I'll Make You Famous…
 
 

2008

20

May

Kristen Bell’s Tight Ass in Sweat Pants of the Day

I saw that Sarah Marshall shit and I use the term shit loosely because I can’t thing of something more representative of what I experienced for that hour and a half at cheap movie night. Instead of watching the equivalent of watching AIDS fester in the blood stream of a poor unsuspecting 5 year old who just got molested by her AIDS positive uncle on screen and set in Hawaii, I used the opportunity of having the time away from my wife to fantasize about the group of college girls sitting in front of me who thought they were coming to a good movie. I ran different scenarios through my head of what they would do to each other provided they just let down that front and accepted that all girls are dykes. I was trying to think of how they go to yoga class in yoga pants together and when they get home the more liberal one of the group who is more open about fucking her roommates decides to show off her moves like it ain’t a thing only she does it after getting out of the shower while wearing nothing but a towel, leading to the others to get naked in some sort of yoga experimental 20 something all girl orgy that I am watching from a tree outside their dorm room window.

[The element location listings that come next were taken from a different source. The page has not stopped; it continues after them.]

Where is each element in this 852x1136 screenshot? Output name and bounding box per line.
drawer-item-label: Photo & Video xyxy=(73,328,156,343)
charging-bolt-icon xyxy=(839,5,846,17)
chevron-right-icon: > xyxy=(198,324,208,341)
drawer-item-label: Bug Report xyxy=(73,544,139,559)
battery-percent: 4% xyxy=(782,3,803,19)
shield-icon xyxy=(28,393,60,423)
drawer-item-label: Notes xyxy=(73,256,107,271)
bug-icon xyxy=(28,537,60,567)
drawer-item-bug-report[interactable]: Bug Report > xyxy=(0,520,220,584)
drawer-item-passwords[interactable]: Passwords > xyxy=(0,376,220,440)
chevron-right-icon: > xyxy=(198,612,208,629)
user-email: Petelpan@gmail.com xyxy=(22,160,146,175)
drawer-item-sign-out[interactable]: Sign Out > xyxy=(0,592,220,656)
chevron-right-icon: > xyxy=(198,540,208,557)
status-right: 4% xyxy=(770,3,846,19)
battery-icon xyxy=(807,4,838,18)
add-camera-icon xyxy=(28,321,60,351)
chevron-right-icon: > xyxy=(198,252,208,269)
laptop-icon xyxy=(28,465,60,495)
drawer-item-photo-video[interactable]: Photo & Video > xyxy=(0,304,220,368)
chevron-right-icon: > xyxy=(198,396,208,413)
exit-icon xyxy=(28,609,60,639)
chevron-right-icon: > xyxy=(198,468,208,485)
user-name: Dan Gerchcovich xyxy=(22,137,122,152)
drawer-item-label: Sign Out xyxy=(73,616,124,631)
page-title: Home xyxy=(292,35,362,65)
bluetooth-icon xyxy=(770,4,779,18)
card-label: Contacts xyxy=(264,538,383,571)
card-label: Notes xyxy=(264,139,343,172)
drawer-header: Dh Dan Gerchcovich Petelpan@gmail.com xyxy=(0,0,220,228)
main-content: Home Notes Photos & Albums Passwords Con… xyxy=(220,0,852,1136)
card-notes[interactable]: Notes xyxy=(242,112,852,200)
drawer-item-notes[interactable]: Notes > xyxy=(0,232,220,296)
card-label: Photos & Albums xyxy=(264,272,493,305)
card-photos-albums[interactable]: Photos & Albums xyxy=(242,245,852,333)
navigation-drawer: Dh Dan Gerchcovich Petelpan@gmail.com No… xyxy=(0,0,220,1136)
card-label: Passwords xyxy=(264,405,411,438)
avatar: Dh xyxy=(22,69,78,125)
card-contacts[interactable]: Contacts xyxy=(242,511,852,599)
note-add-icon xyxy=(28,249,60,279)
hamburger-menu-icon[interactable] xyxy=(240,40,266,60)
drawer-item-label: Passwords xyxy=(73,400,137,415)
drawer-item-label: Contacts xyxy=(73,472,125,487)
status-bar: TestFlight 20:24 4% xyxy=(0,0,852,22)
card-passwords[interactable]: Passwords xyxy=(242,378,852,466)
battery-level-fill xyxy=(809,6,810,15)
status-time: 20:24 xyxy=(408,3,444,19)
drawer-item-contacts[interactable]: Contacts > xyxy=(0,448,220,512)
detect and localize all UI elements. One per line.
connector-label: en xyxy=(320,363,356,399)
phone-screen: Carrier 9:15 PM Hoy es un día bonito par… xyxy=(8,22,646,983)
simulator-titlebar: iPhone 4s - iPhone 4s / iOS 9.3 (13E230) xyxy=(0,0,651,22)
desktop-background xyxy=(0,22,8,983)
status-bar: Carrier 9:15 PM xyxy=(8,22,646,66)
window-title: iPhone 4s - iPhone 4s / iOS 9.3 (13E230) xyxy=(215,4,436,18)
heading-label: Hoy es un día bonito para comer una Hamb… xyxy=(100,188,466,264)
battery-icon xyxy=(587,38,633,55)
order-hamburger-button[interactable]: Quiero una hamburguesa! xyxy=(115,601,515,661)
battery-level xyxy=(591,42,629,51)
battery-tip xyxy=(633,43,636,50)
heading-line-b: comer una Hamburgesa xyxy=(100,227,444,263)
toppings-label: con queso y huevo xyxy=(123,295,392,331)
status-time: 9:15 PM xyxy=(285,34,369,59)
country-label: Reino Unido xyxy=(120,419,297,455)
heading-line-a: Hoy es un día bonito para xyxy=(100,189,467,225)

The reason I hated this shit movie was because it was a fucking mess that didn’t make me laugh. I admit I am a joke snob and I never laugh because I don’t believe in it, but I think objectively it was not funny for anyone in the theatre except for the drunk guy who was trying to get his money’s worth, but based on his twitching, I think he could have been laughing at the voices in his head.

The writer was the main character who milked the fact that he sold a script and decided now was his chance to make himself famous in some ego-project that he casted himself for but should have never been cast for at all because the movie should have never been made. To make things worse the dude, who was ridiculously weird looking wrote in scenes of him showing his dick as many times as possible and I think it all stems back from the constant encouragement of his mother.

Either way, Kristen Bell wasn’t hot or interesting in it and compared to Mila Kunis was more on par with the ridiculously fat Hawaiian dude who worked on the resort but to be fair to Kristen Bell, here are pictures of her ass and I guess when she’s standing alone she’s worth a round.

Posted in:Kristen Bell|Tight Ass|Tight Pants

3 Responses

  1. uncle joe mccarthy says:

    what is fucking hot, is that you can see the outline of a thong under those sweat pants

    and there is nothing sexier than a chick who runs in thongs

    fuckin little minx

  2. Rob says:

    What more proof do I need to prove Kristen Bell is the hottest actress alive. Anyone who thinks otherwise is blind. She has it all looks talent and she has a heart and cares for her fans.

  3. Rob says:

    You are an idiot if you think Mila was better looking then Kristen in Forgetting Sarah Marshall. Kristen was 100 times hotter and is hotter then pretty much every other actress out there right now.